Average Living Space: The approximate average area that the animal lived in during its life. If a chicken is kept in a barn with a door for its entire life, then the area is still very small even if it is “free range” by definition. I think this would actually make regulation a lot easier and more transparent. It would be near impossible to move 300,000 chickens into a larger area when a regulator rolled through, but it’s fairly straightforward to open a barn door.
Diet: What did my food eat as food? Tell me please. I’m dying to know.
Hormones/Antibiotics? Circle one: YES/NO.
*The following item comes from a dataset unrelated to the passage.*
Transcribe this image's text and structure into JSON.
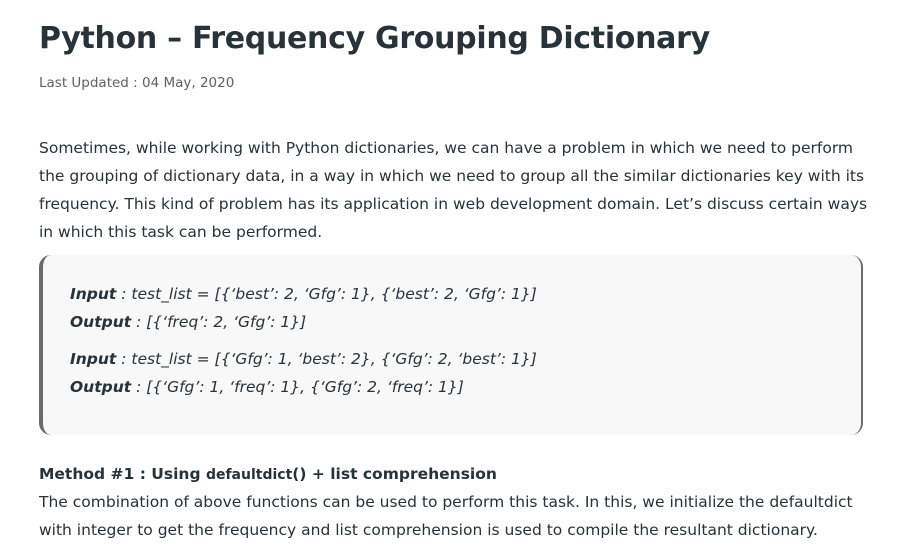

Raised at… Where did my dinner call home? Where did my turkey hang its hat?
Processed at… on… Where was this meat processed and on what day? I don’t want to know the sell-by date. I want to know when it was slaughtered. Also, I don’t buy that it’s impossible to track meat back to processing. I can get to-the-minute updates on a package sent from China. Figure it out people.
Organic: Again, it’s a yes or no question in my mind.
What would these labels mean? Well, it would probably mean that meat costs would go up. Producers would try to present the most positive facts for consumers so that we would buy their meat and that would mean it would be more expensive to produce and also, most likely, a lot higher quality.
But isn’t that the goal?
I’ll put my magic wand of truth away now and go back to looking up incredibly vague definitions.
The definitions in this post were taken largely from the official food labeling fact sheet which was updated… wait for it… almost four years ago.